$20 million funding commitment welcomed by Avner Pancreatic Cancer Foundation

The Avner Pancreatic Cancer Foundation welcomes a $20 million funding commitment for its Pancreatic Cancer Research Program, announced by the Federal Opposition as part of its Medicare Cancer Plan. See the media release below.

In his 2019 Budget Reply Speech on April 4, the Federal Opposition Leader Bill Shorten announced his Medicare Cancer Plan, to come into effect should the Australian Labor Party form government following the 2019 federal election.
As part of this plan, the Federal Opposition has pledged $20 million over 4 years to fund ongoing research into Pancreatic Cancer across 4 fields, bolstering 22 existing research programs that have been initiated over the past decade with grants from Australia’s leading Pancreatic Cancer organisation, the Avner Pancreatic Cancer Foundation.
Pancreatic Cancer is more common and more virulent cancer than most understand. This year, Pancreatic Cancer will kill virtually as many Australians as Breast Cancer. The likelihood of being alive 5 years after being diagnosed with Pancreatic Cancer is less than 10% – this compares to a five year survival rate of 95% for Prostate Cancer patients. In fact, 4 out of 5 patients diagnosed with Pancreatic Cancer are unable to be operated on, and will die within 12 months of the day they receive their diagnosis.
Without further research, Pancreatic Cancer will remain exceptionally difficult to diagnose and, in most cases, impossible to treat. There are virtually no symptoms, so Pancreatic Cancer cannot be identified with any existing screening process. As a consequence, most patients are already close to death when they are diagnosed.
Driven by these dire circumstances, over the past decade the Avner Pancreatic Cancer Foundation has invested $7 million in 22 research grants to institutions across Australia. “Research into Pancreatic Cancer has been underfunded and ignored for years” said Caroline Kelly, Founder and CEO of the Avner Pancreatic Cancer Foundation. “As a result, incidence and deaths continue to rise while many other cancers are being brought under control. That’s why we call Pancreatic Cancer ‘The Cancer of our Generation’.”
“There is a huge opportunity to improve diagnosis, treatment and survival rates in four key areas of research:
1. Identifying biomarkers & technologies that will lead to prevention & early intervention
2. Unravelling Pancreatic Cancer’s resistance to conventional chemotherapy and radiotherapy
3. Understanding Pancreatic Cancer’s unique microenvironment
4. Identifying novel therapeutics including the repurposing of existing medicines, and unravelling Pancreatic Cancer’s resistance to immunotherapy.

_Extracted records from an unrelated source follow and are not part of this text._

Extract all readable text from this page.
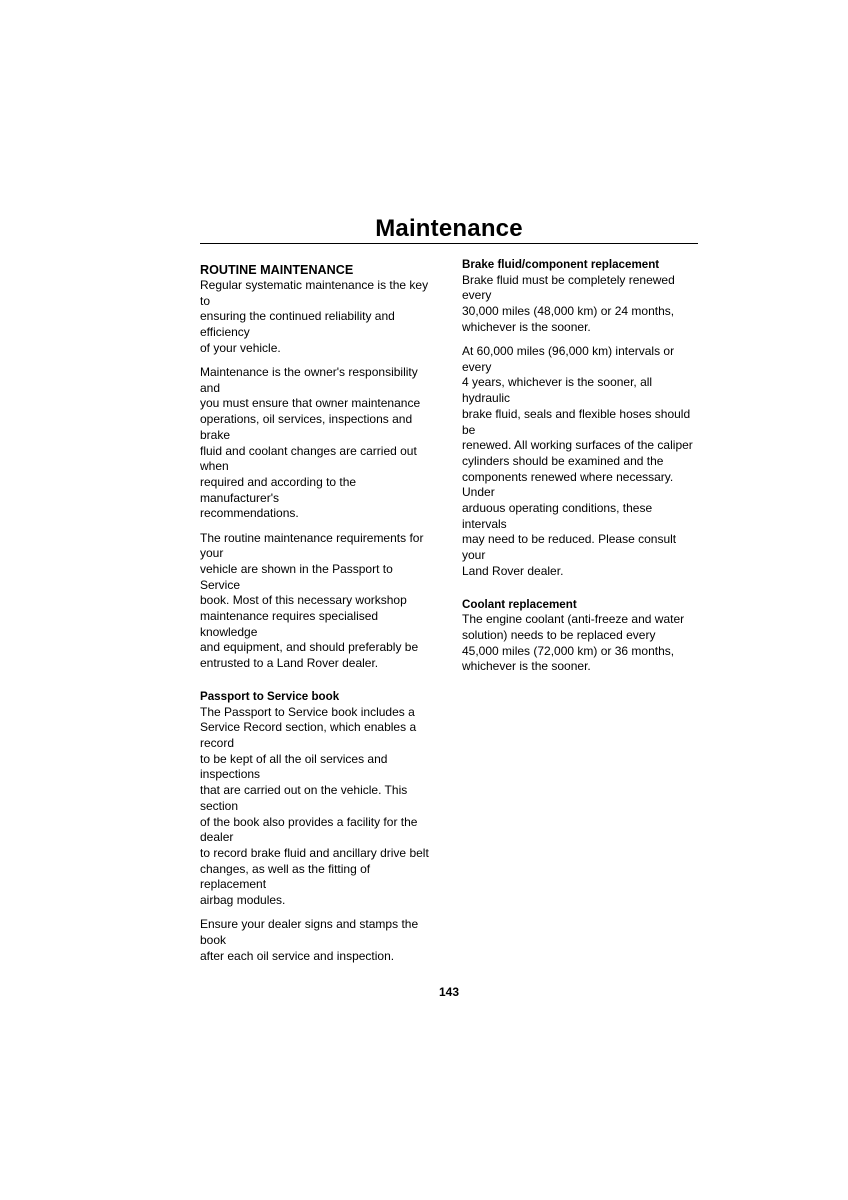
Maintenance
ROUTINE MAINTENANCE

Regular systematic maintenance is the key to
ensuring the continued reliability and efficiency
of your vehicle.

Maintenance is the owner's responsibility and
you must ensure that owner maintenance
operations, oil services, inspections and brake
fluid and coolant changes are carried out when
required and according to the manufacturer's
recommendations.

The routine maintenance requirements for your
vehicle are shown in the Passport to Service
book. Most of this necessary workshop
maintenance requires specialised knowledge
and equipment, and should preferably be
entrusted to a Land Rover dealer.

Passport to Service book

The Passport to Service book includes a
Service Record section, which enables a record
to be kept of all the oil services and inspections
that are carried out on the vehicle. This section
of the book also provides a facility for the dealer
to record brake fluid and ancillary drive belt
changes, as well as the fitting of replacement
airbag modules.

Ensure your dealer signs and stamps the book
after each oil service and inspection.

Brake fluid/component replacement

Brake fluid must be completely renewed every
30,000 miles (48,000 km) or 24 months,
whichever is the sooner.

At 60,000 miles (96,000 km) intervals or every
4 years, whichever is the sooner, all hydraulic
brake fluid, seals and flexible hoses should be
renewed. All working surfaces of the caliper
cylinders should be examined and the
components renewed where necessary. Under
arduous operating conditions, these intervals
may need to be reduced. Please consult your
Land Rover dealer.

Coolant replacement

The engine coolant (anti-freeze and water
solution) needs to be replaced every
45,000 miles (72,000 km) or 36 months,
whichever is the sooner.

143
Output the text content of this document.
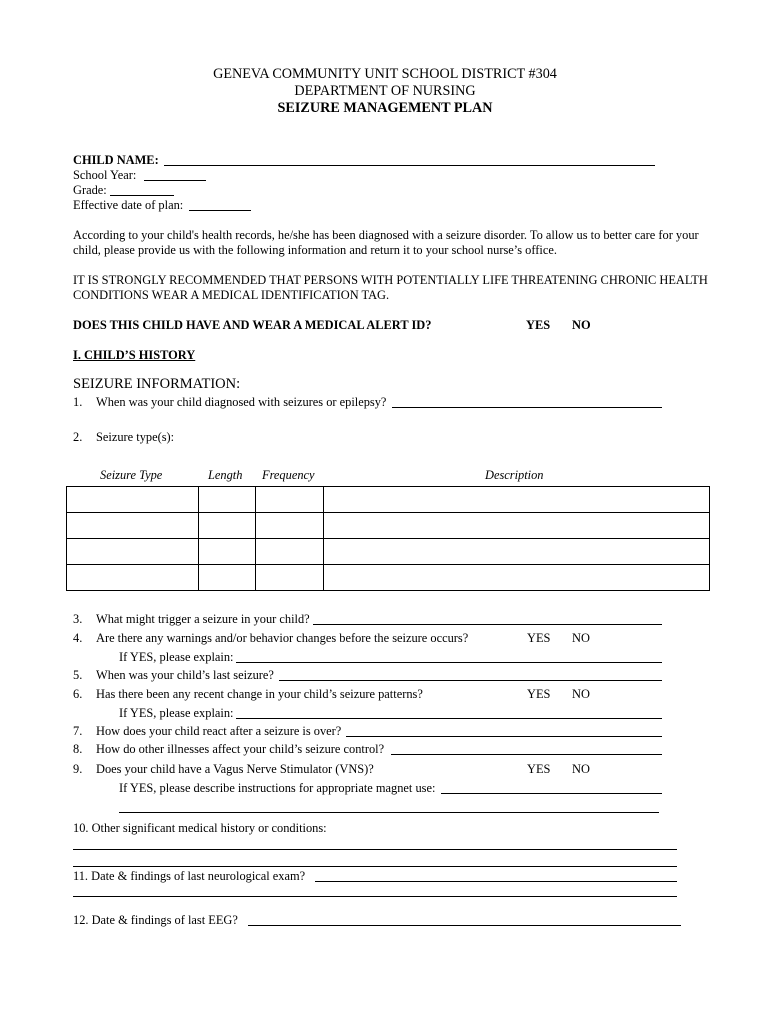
GENEVA COMMUNITY UNIT SCHOOL DISTRICT #304
DEPARTMENT OF NURSING
SEIZURE MANAGEMENT PLAN
CHILD NAME:
School Year:
Grade:
Effective date of plan:
According to your child's health records, he/she has been diagnosed with a seizure disorder. To allow us to better care for your
child, please provide us with the following information and return it to your school nurse’s office.
IT IS STRONGLY RECOMMENDED THAT PERSONS WITH POTENTIALLY LIFE THREATENING CHRONIC HEALTH
CONDITIONS WEAR A MEDICAL IDENTIFICATION TAG.
DOES THIS CHILD HAVE AND WEAR A MEDICAL ALERT ID?	YES NO
I. CHILD’S HISTORY
SEIZURE INFORMATION:
1. When was your child diagnosed with seizures or epilepsy?
2. Seizure type(s):
Seizure Type	Length Frequency	Description

3. What might trigger a seizure in your child?
4. Are there any warnings and/or behavior changes before the seizure occurs?	YES NO
If YES, please explain:
5. When was your child’s last seizure?
6. Has there been any recent change in your child’s seizure patterns?	YES NO
If YES, please explain:
7. How does your child react after a seizure is over?
8. How do other illnesses affect your child’s seizure control?
9. Does your child have a Vagus Nerve Stimulator (VNS)?	YES NO
If YES, please describe instructions for appropriate magnet use:
10. Other significant medical history or conditions:
11. Date & findings of last neurological exam?
12. Date & findings of last EEG?
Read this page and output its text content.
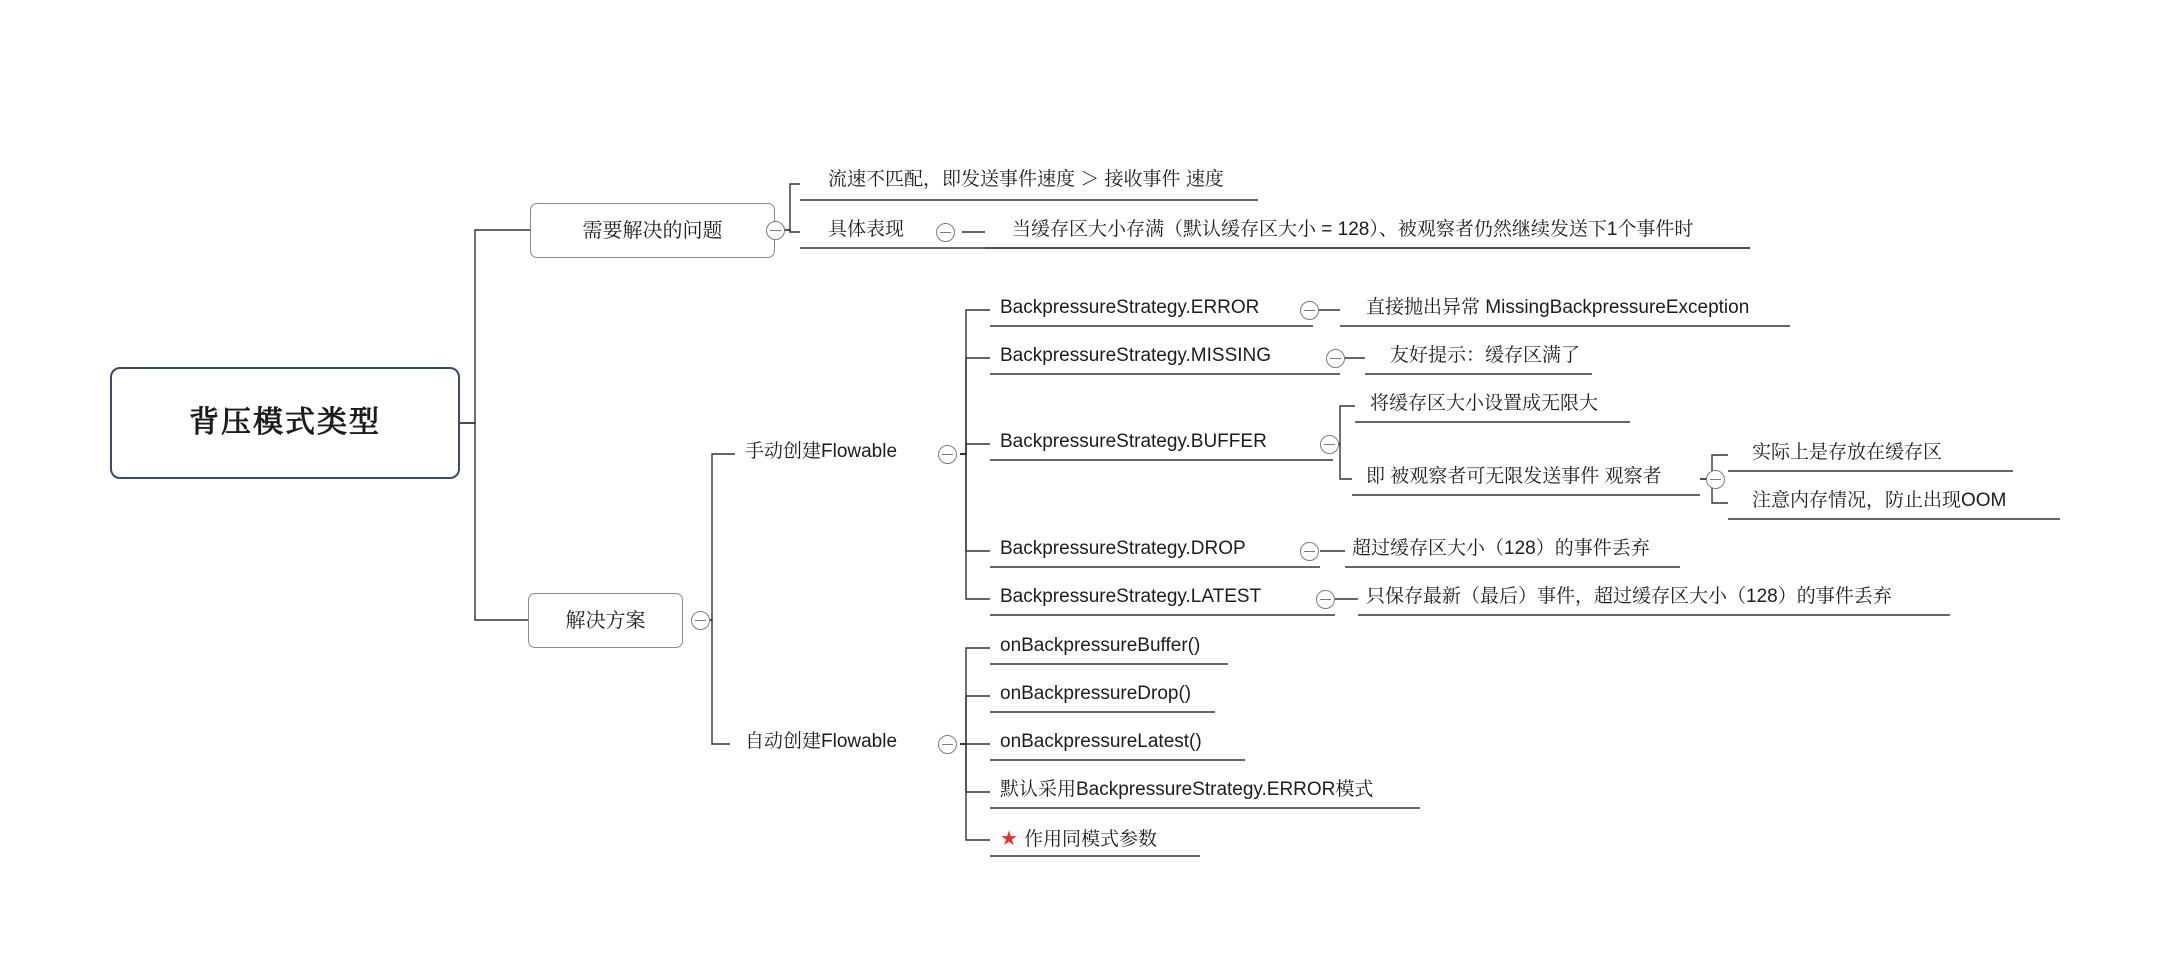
背压模式类型
需要解决的问题
解决方案
流速不匹配，即发送事件速度 ＞ 接收事件 速度
具体表现	当缓存区大小存满（默认缓存区大小 = 128）、被观察者仍然继续发送下1个事件时
手动创建Flowable
自动创建Flowable
BackpressureStrategy.ERROR	直接抛出异常 MissingBackpressureException
BackpressureStrategy.MISSING	友好提示：缓存区满了
BackpressureStrategy.BUFFER
将缓存区大小设置成无限大
即 被观察者可无限发送事件 观察者
实际上是存放在缓存区
注意内存情况，防止出现OOM
BackpressureStrategy.DROP	超过缓存区大小（128）的事件丢弃
BackpressureStrategy.LATEST	只保存最新（最后）事件，超过缓存区大小（128）的事件丢弃
onBackpressureBuffer()
onBackpressureDrop()
onBackpressureLatest()
默认采用BackpressureStrategy.ERROR模式
★ 作用同模式参数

“We applaud the $20 million funding commitment pledged by Mr. Shorten. These funds will accelerate the promising work now underway in Australia’s leading universities and research institutes. Genuine advances are within reach. This investment will improve the lives of future generations of Australians and will help cement the status of Australia’s scientific and medical communities at the cutting edge globally.”